When Jennifer DeCesari learned that she was about to deliver her baby at 28 weeks, her first reaction was to say, “I’m a preemie, too. Everything will be OK.”
But now, DeCesari sees in her daughter’s struggles reminders of her own painful childhood. And she has found that everything is not OK.
DeCesari was born in Boston in 1978 at 30 weeks’ gestation, weighing just over 3 pounds. She was socially immature, physically weak and uncoordinated until high school — a scared, awkward little girl who got so lonely at lunchtime that she’d talk with her mother on a pay phone.
“I see similar things in my daughter,” DeCesari says now. Arianna was born in March 2006 weighing just under 3 pounds. Despite a comparatively easy time in the neonatal intensive care unit — the baby needed a ventilator for only 18 hours –– Arianna has had a hard time growing since she came home. She got sick immediately, required two hospitalizations and fell prey to every bug that wafted by.
DeCesari could not leave her job as a computer programmer because she held the health benefits for the family. To keep Arianna away from the germs in day care, she spent her salary on a nanny. Eventually her husband, Shawn, got a job with benefits and DeCesari left hers.
Meanwhile the little girl developed severe reflux and to this day has difficulty eating. At age 3, Arianna is physically fragile and very tiny: at her June checkup she measured 33 inches tall, and weighed 26½ pounds. She didn’t walk until she was 1½ and today still has to crawl to get up the stairs. She has asthma and catches colds easily. She has a stutter.

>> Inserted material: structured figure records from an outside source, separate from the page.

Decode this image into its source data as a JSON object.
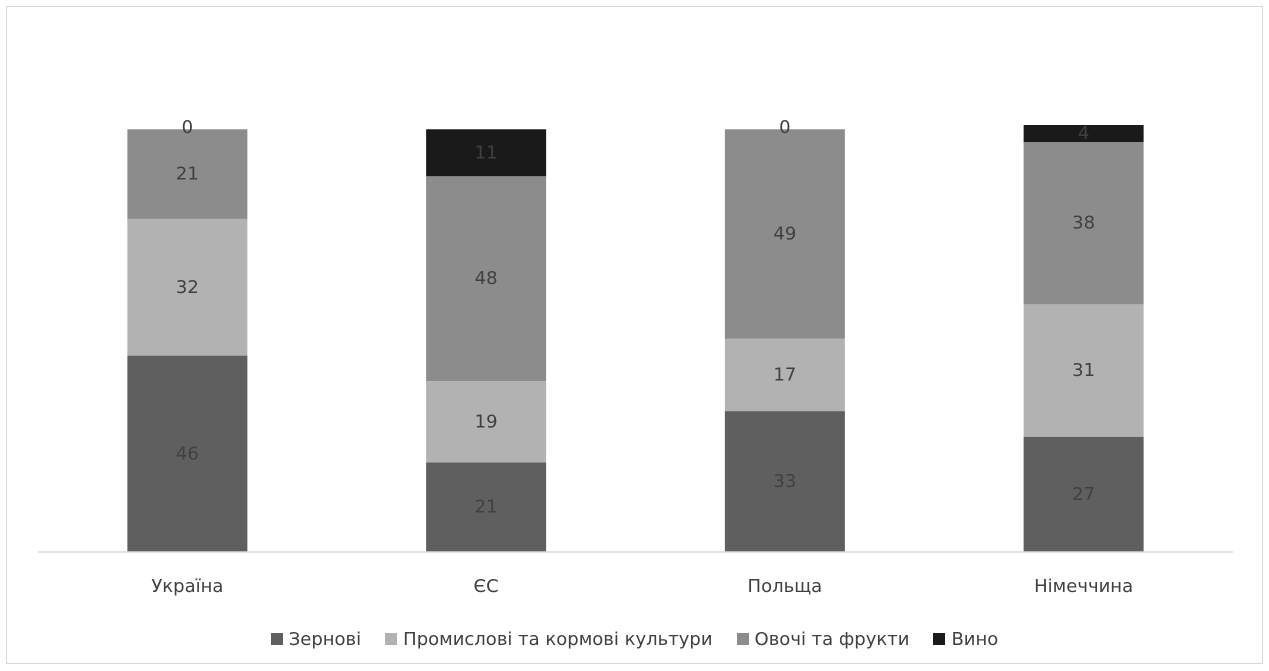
{
  "chart_data": {
    "type": "bar",
    "stacked": true,
    "categories": [
      "Україна",
      "ЄС",
      "Польща",
      "Німеччина"
    ],
    "series": [
      {
        "name": "Зернові",
        "values": [
          46,
          21,
          33,
          27
        ],
        "color": "#5f5f5f",
        "label_color": "#404040"
      },
      {
        "name": "Промислові та кормові культури",
        "values": [
          32,
          19,
          17,
          31
        ],
        "color": "#b2b2b2",
        "label_color": "#404040"
      },
      {
        "name": "Овочі та фрукти",
        "values": [
          21,
          48,
          49,
          38
        ],
        "color": "#8c8c8c",
        "label_color": "#404040"
      },
      {
        "name": "Вино",
        "values": [
          0,
          11,
          0,
          4
        ],
        "color": "#1a1a1a",
        "label_color": "#404040"
      }
    ],
    "legend_position": "bottom",
    "grid": false,
    "ylim": [
      0,
      100
    ]
  }
}
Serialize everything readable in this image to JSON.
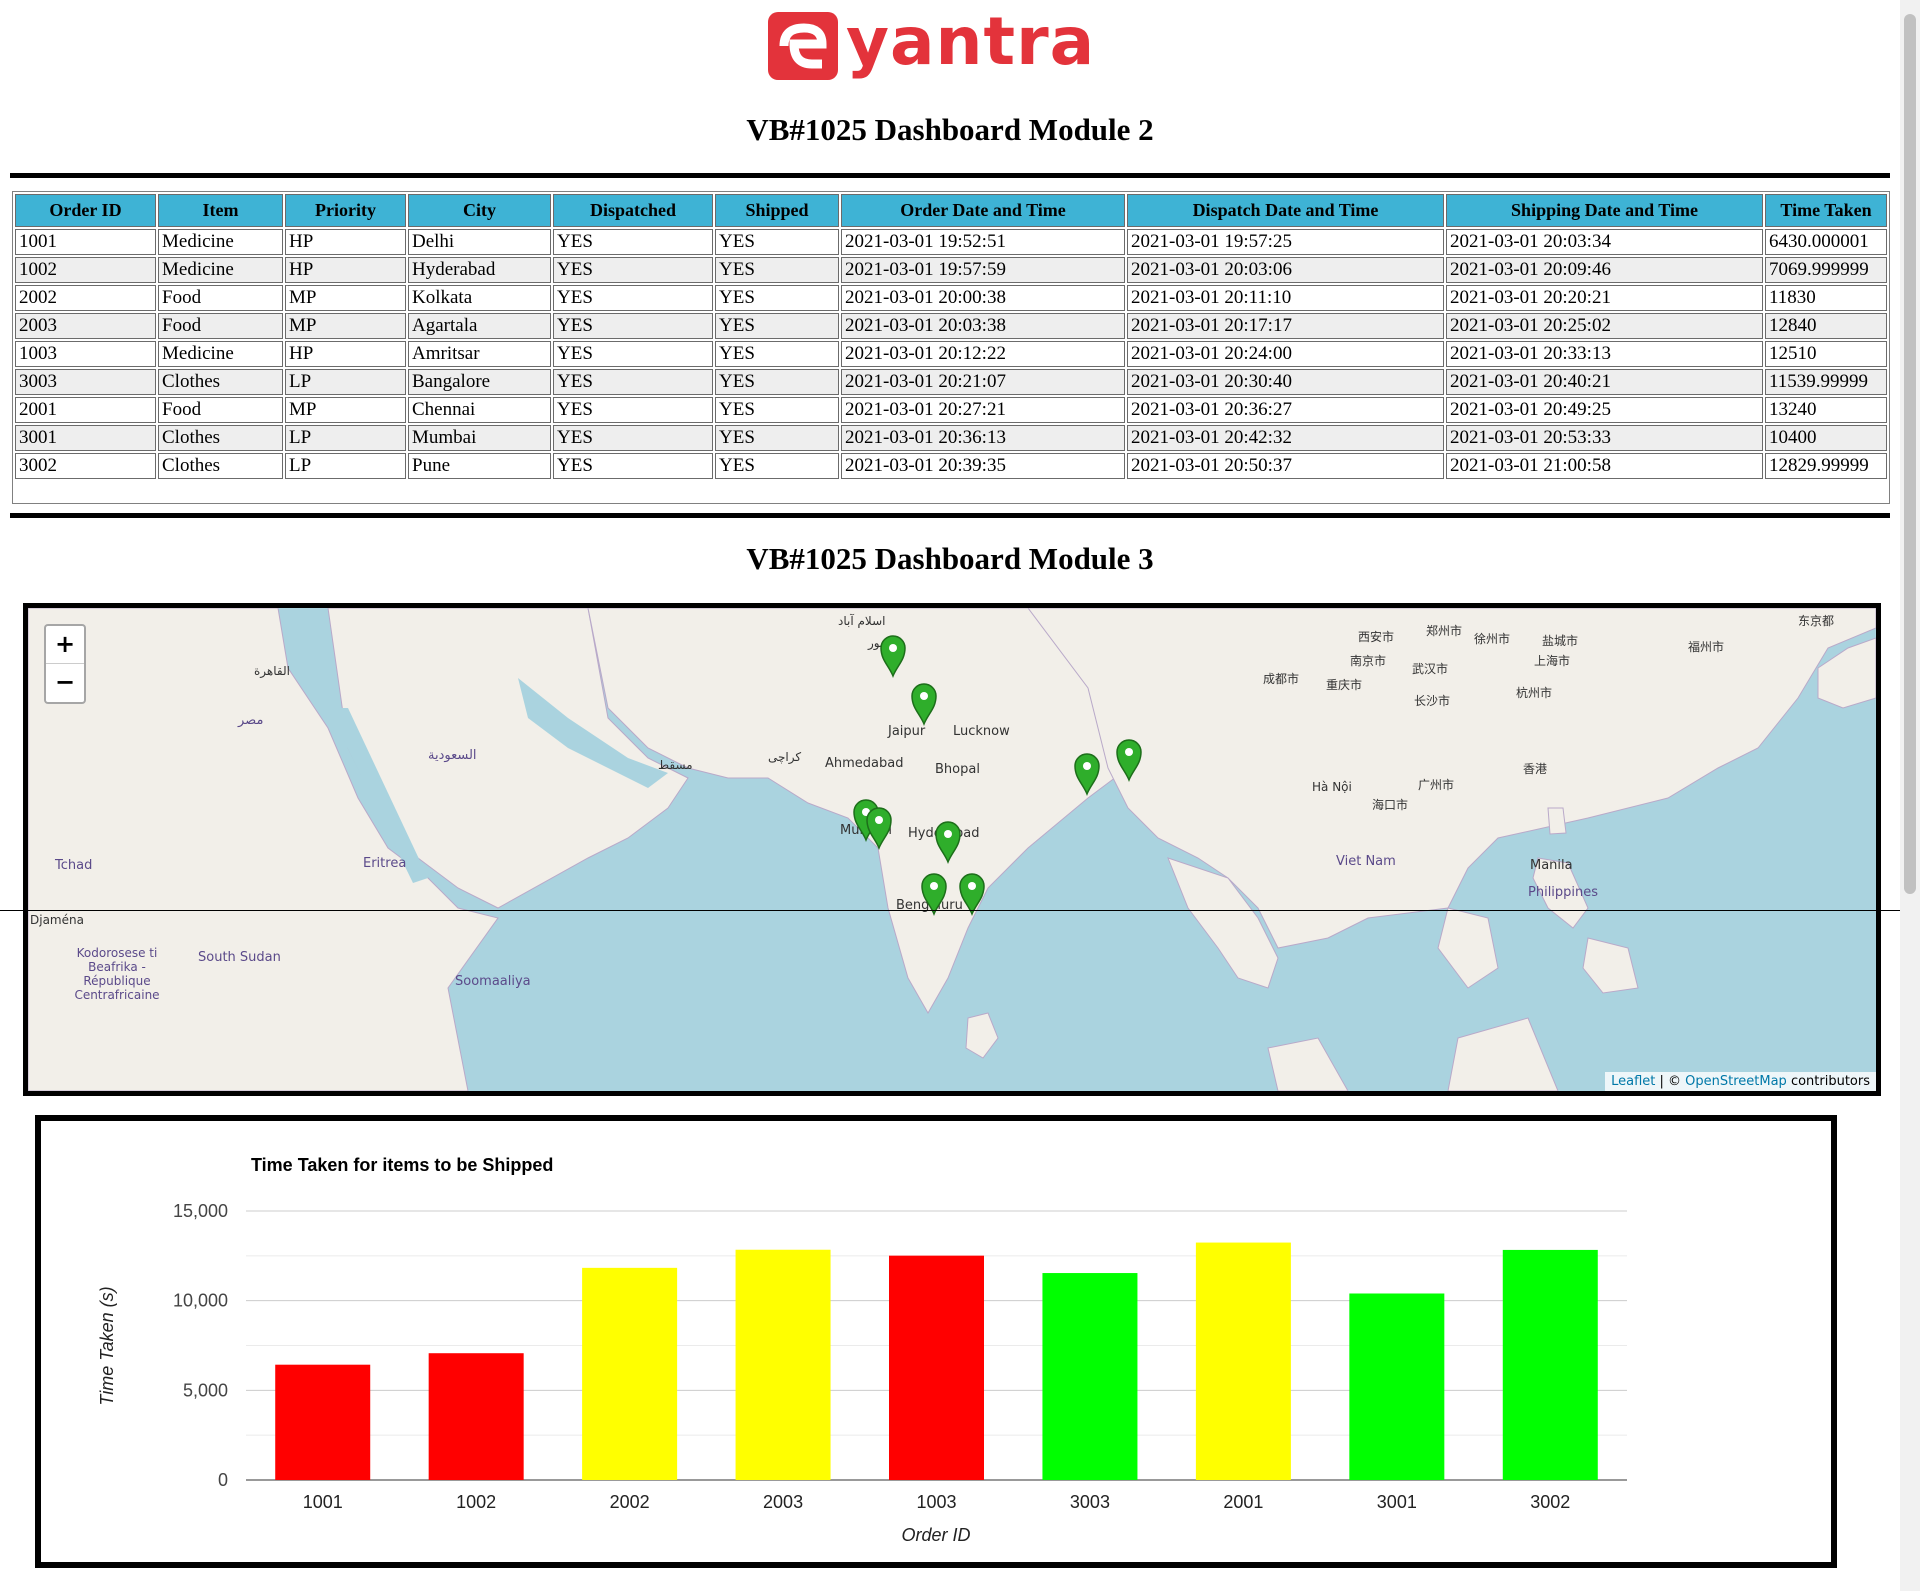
{
  "brand": {
    "logo_text": "eyantra",
    "color": "#e3333b"
  },
  "module2": {
    "heading": "VB#1025 Dashboard Module 2",
    "columns": [
      "Order ID",
      "Item",
      "Priority",
      "City",
      "Dispatched",
      "Shipped",
      "Order Date and Time",
      "Dispatch Date and Time",
      "Shipping Date and Time",
      "Time Taken"
    ],
    "rows": [
      [
        "1001",
        "Medicine",
        "HP",
        "Delhi",
        "YES",
        "YES",
        "2021-03-01 19:52:51",
        "2021-03-01 19:57:25",
        "2021-03-01 20:03:34",
        "6430.000001"
      ],
      [
        "1002",
        "Medicine",
        "HP",
        "Hyderabad",
        "YES",
        "YES",
        "2021-03-01 19:57:59",
        "2021-03-01 20:03:06",
        "2021-03-01 20:09:46",
        "7069.999999"
      ],
      [
        "2002",
        "Food",
        "MP",
        "Kolkata",
        "YES",
        "YES",
        "2021-03-01 20:00:38",
        "2021-03-01 20:11:10",
        "2021-03-01 20:20:21",
        "11830"
      ],
      [
        "2003",
        "Food",
        "MP",
        "Agartala",
        "YES",
        "YES",
        "2021-03-01 20:03:38",
        "2021-03-01 20:17:17",
        "2021-03-01 20:25:02",
        "12840"
      ],
      [
        "1003",
        "Medicine",
        "HP",
        "Amritsar",
        "YES",
        "YES",
        "2021-03-01 20:12:22",
        "2021-03-01 20:24:00",
        "2021-03-01 20:33:13",
        "12510"
      ],
      [
        "3003",
        "Clothes",
        "LP",
        "Bangalore",
        "YES",
        "YES",
        "2021-03-01 20:21:07",
        "2021-03-01 20:30:40",
        "2021-03-01 20:40:21",
        "11539.99999"
      ],
      [
        "2001",
        "Food",
        "MP",
        "Chennai",
        "YES",
        "YES",
        "2021-03-01 20:27:21",
        "2021-03-01 20:36:27",
        "2021-03-01 20:49:25",
        "13240"
      ],
      [
        "3001",
        "Clothes",
        "LP",
        "Mumbai",
        "YES",
        "YES",
        "2021-03-01 20:36:13",
        "2021-03-01 20:42:32",
        "2021-03-01 20:53:33",
        "10400"
      ],
      [
        "3002",
        "Clothes",
        "LP",
        "Pune",
        "YES",
        "YES",
        "2021-03-01 20:39:35",
        "2021-03-01 20:50:37",
        "2021-03-01 21:00:58",
        "12829.99999"
      ]
    ],
    "header_color": "#3eb3d5"
  },
  "module3": {
    "heading": "VB#1025 Dashboard Module 3",
    "map": {
      "zoom_in": "+",
      "zoom_out": "−",
      "attribution_leaflet": "Leaflet",
      "attribution_sep": " | © ",
      "attribution_osm": "OpenStreetMap",
      "attribution_tail": " contributors",
      "marker_color": "#2fae2b",
      "labels": [
        "Jaipur",
        "Lucknow",
        "Ahmedabad",
        "Bhopal",
        "Hyderabad",
        "Mumbai",
        "Bengaluru",
        "Manila",
        "Philippines",
        "Viet Nam",
        "Tchad",
        "Eritrea",
        "South Sudan",
        "Soomaaliya",
        "Kodorosese ti Beafrika - République Centrafricaine",
        "Djaména",
        "西安市",
        "郑州市",
        "徐州市",
        "盐城市",
        "南京市",
        "上海市",
        "成都市",
        "重庆市",
        "武汉市",
        "长沙市",
        "杭州市",
        "福州市",
        "广州市",
        "香港",
        "海口市",
        "Hà Nội",
        "东京都",
        "لاہور",
        "اسلام آباد",
        "مصر",
        "القاهرة",
        "السعودية",
        "مسقط",
        "كراچی"
      ]
    }
  },
  "chart_data": {
    "type": "bar",
    "title": "Time Taken for items to be Shipped",
    "xlabel": "Order ID",
    "ylabel": "Time Taken (s)",
    "categories": [
      "1001",
      "1002",
      "2002",
      "2003",
      "1003",
      "3003",
      "2001",
      "3001",
      "3002"
    ],
    "values": [
      6430.000001,
      7069.999999,
      11830,
      12840,
      12510,
      11539.99999,
      13240,
      10400,
      12829.99999
    ],
    "colors": [
      "#ff0000",
      "#ff0000",
      "#ffff00",
      "#ffff00",
      "#ff0000",
      "#00ff00",
      "#ffff00",
      "#00ff00",
      "#00ff00"
    ],
    "ylim": [
      0,
      15000
    ],
    "yticks": [
      0,
      5000,
      10000,
      15000
    ],
    "ytick_labels": [
      "0",
      "5,000",
      "10,000",
      "15,000"
    ],
    "grid": true,
    "legend": "none"
  }
}
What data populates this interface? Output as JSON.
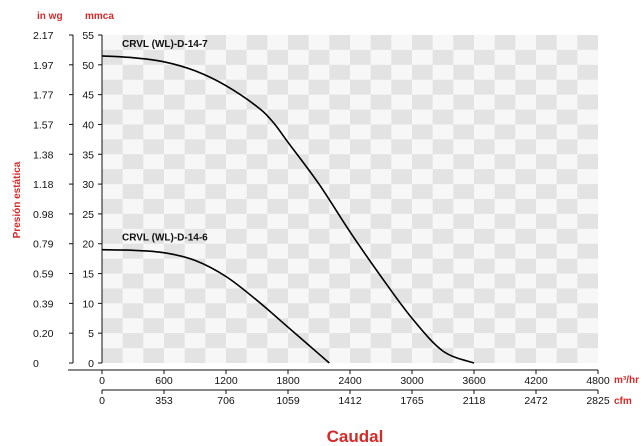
{
  "chart_data": {
    "type": "line",
    "xlabel": "Caudal",
    "ylabel": "Presión estática",
    "y_units": {
      "primary": "mmca",
      "secondary": "in wg"
    },
    "x_units": {
      "primary": "m³/hr",
      "secondary": "cfm"
    },
    "xlim": [
      0,
      4800
    ],
    "ylim": [
      0,
      55
    ],
    "x_ticks": [
      0,
      600,
      1200,
      1800,
      2400,
      3000,
      3600,
      4200,
      4800
    ],
    "x_ticks_cfm": [
      "0",
      "353",
      "706",
      "1059",
      "1412",
      "1765",
      "2118",
      "2472",
      "2825"
    ],
    "y_ticks": [
      0,
      5,
      10,
      15,
      20,
      25,
      30,
      35,
      40,
      45,
      50,
      55
    ],
    "y_ticks_inwg": [
      "0",
      "0.20",
      "0.39",
      "0.59",
      "0.79",
      "0.98",
      "1.18",
      "1.38",
      "1.57",
      "1.77",
      "1.97",
      "2.17"
    ],
    "grid": true,
    "series": [
      {
        "name": "CRVL (WL)-D-14-7",
        "color": "#000000",
        "x": [
          0,
          300,
          600,
          900,
          1200,
          1500,
          1650,
          1800,
          2100,
          2400,
          2700,
          3000,
          3300,
          3600
        ],
        "y": [
          51.5,
          51.2,
          50.5,
          49.0,
          46.5,
          43.0,
          40.5,
          37.0,
          30.0,
          22.0,
          14.5,
          7.5,
          2.0,
          0
        ]
      },
      {
        "name": "CRVL (WL)-D-14-6",
        "color": "#000000",
        "x": [
          0,
          300,
          600,
          900,
          1200,
          1500,
          1800,
          2000,
          2200
        ],
        "y": [
          19.0,
          18.9,
          18.5,
          17.2,
          14.5,
          10.5,
          6.0,
          3.0,
          0
        ]
      }
    ]
  },
  "colors": {
    "accent": "#d42a2a",
    "grid_dark": "#e3e3e3",
    "grid_light": "#f7f7f7"
  }
}
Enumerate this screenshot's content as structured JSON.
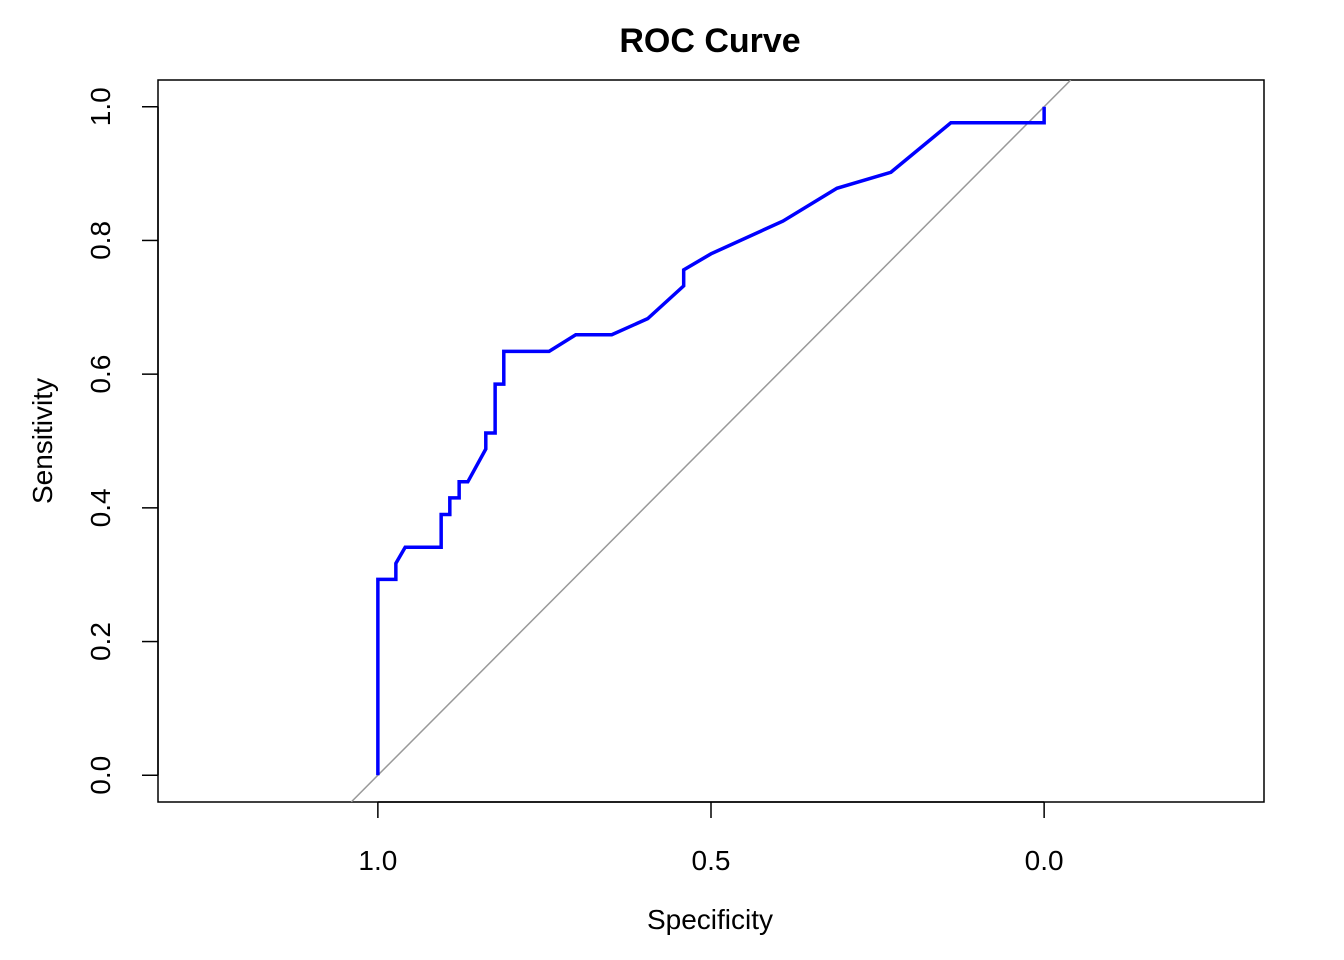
{
  "chart_data": {
    "type": "line",
    "title": "ROC Curve",
    "xlabel": "Specificity",
    "ylabel": "Sensitivity",
    "x_reversed": true,
    "xlim": [
      1.33,
      -0.33
    ],
    "ylim": [
      -0.04,
      1.04
    ],
    "x_ticks": [
      1.0,
      0.5,
      0.0
    ],
    "x_tick_labels": [
      "1.0",
      "0.5",
      "0.0"
    ],
    "y_ticks": [
      0.0,
      0.2,
      0.4,
      0.6,
      0.8,
      1.0
    ],
    "y_tick_labels": [
      "0.0",
      "0.2",
      "0.4",
      "0.6",
      "0.8",
      "1.0"
    ],
    "grid": false,
    "reference_line": {
      "x": [
        1.04,
        -0.04
      ],
      "y": [
        -0.04,
        1.04
      ],
      "color": "#999999"
    },
    "series": [
      {
        "color": "#0000ff",
        "x": [
          1.0,
          1.0,
          0.973,
          0.973,
          0.959,
          0.905,
          0.905,
          0.892,
          0.892,
          0.878,
          0.878,
          0.865,
          0.838,
          0.838,
          0.824,
          0.824,
          0.811,
          0.811,
          0.743,
          0.703,
          0.649,
          0.595,
          0.541,
          0.541,
          0.5,
          0.392,
          0.311,
          0.23,
          0.14,
          0.0,
          0.0
        ],
        "y": [
          0.0,
          0.293,
          0.293,
          0.317,
          0.341,
          0.341,
          0.39,
          0.39,
          0.415,
          0.415,
          0.439,
          0.439,
          0.488,
          0.512,
          0.512,
          0.585,
          0.585,
          0.634,
          0.634,
          0.659,
          0.659,
          0.683,
          0.732,
          0.756,
          0.78,
          0.829,
          0.878,
          0.902,
          0.976,
          0.976,
          1.0
        ]
      }
    ]
  }
}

“She gets sick a lot,” DeCesari says. “Every single time she gets a cold she doesn’t eat for a week. They’ll weigh her, they’ll look at me, ‘She’s lost more weight.’ … Frequently she’s off the [growth] chart, not even on the chart. No matter what I pump into her she doesn’t gain any weight.”
Now DeCesari, who lives in Cumberland, is wrangling with the school system to get services for Arianna, facing long waiting lists for programs such as speech therapy. But Arianna is bright, already able to read.
Looking ahead to Arianna’s school days, DeCesari says, “She’ll be emotionally behind all the children her age, making her a target for teasing, and will have some attention and focusing problems. … I don’t see her childhood being an easy one.”
But DeCesari remembers that once she got to high school, her own social problems improved. She did well academically and attended college. She thinks prematurity hasn’t affected her adult life, except for some vision problems. And she hopes Arianna will be as fortunate.